Well, except for Buddy. That man just showed up and happened to catch the eye of our director. He saw the man who came to the audition shirtless wearing overalls and a chain necklace. He was perfect. The only down side to him? He’s 5’9. So not the tallest most imposing scary man. But the director loved the guy and used forced perspective. Anytime Buddy was on screen with anyone else, they’d have him standing on a ramp or apple boxes to appear towering over them. Pretty nifty.  This also wasn’t his last film either. He also pops up in Blood Diner, as well as a few bits here and there in tv shows.

His dad was also in Hobgoblins, which is worth mentioning because…well that movie deserves it’s on site. Funny enough the actress who played Liz ended up doing a lot in Hollywood. Mostly as a stunt woman, while Annie landed a nice roll on General Hospital for a while.

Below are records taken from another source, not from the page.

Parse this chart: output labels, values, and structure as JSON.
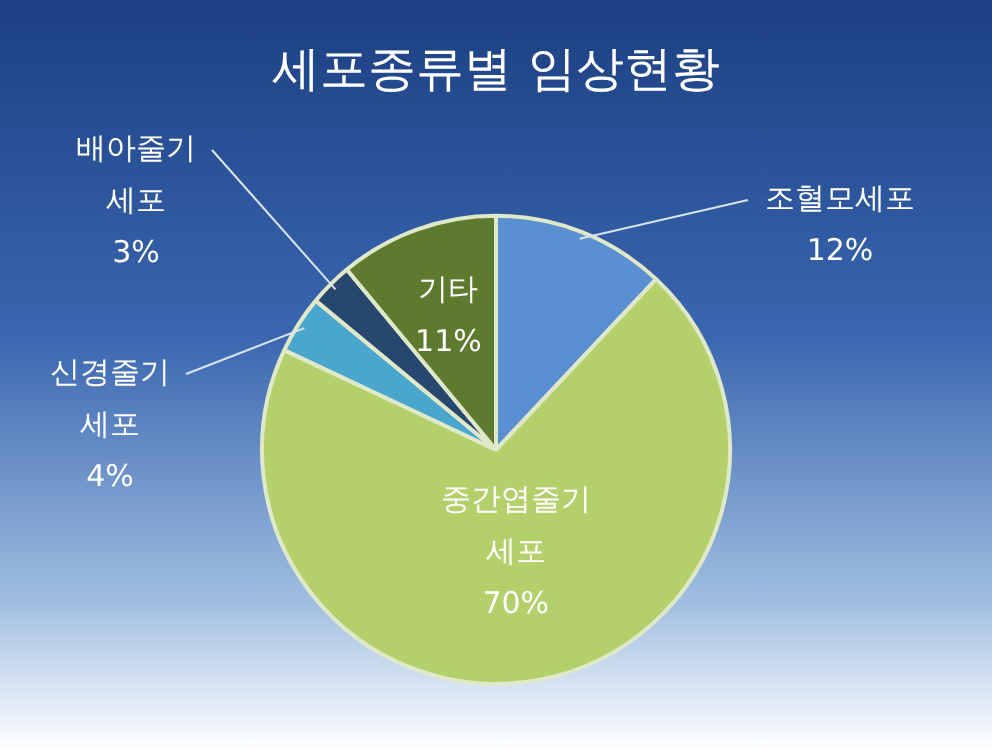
{
  "chart_data": {
    "type": "pie",
    "title": "세포종류별 임상현황",
    "categories": [
      "조혈모세포",
      "중간엽줄기 세포",
      "신경줄기 세포",
      "배아줄기 세포",
      "기타"
    ],
    "values": [
      12,
      70,
      4,
      3,
      11
    ],
    "colors": [
      "#5a8fd2",
      "#b4d06a",
      "#4aa6cc",
      "#27476e",
      "#5d7a2e"
    ],
    "value_labels": [
      "12%",
      "70%",
      "4%",
      "3%",
      "11%"
    ],
    "legend": false
  }
}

But we have a horror alum with us in this film. The horny boyfriend killed at the beginning? Kevin. He appeared not only in Pumpkinhead, but also another film featured on this months list. Killer Workout!

 

So not really a star studded cast, but still a good one. Why don’t I mention the actors names? Because that’s what google is for and you all should look these factoids up! Also it’s late. It’s very very late. And I am running myself up the walls of this asylum trying to get a surprise ready for everyone in time for Halloween.

But the last thing of note here on Slaughterhouse. Is of course the box art and poster. It’s a thing of beauty.  Simple design wins the day again. We have our main villain Buddy front and center. Standing imposingly on a rampway leading to the slaughterhouse, holding his trust blade, glaring out at us with SLAUGHTERHOUSE in the back in bloody text. Another one of those pieces you always passed in the video store and always caught your eye. And of course the great tag lines “Buddy has an Axe to grind. A BIG axe!” and alternatively but still fun “Buddy is going Hog wild at the…Slaughterhouse”

You better check this one out! Pappy won’t be too happy If you don’t. Believe that. So give it a look, rent it or better yet buy it and give this gem some much earned and deserved love.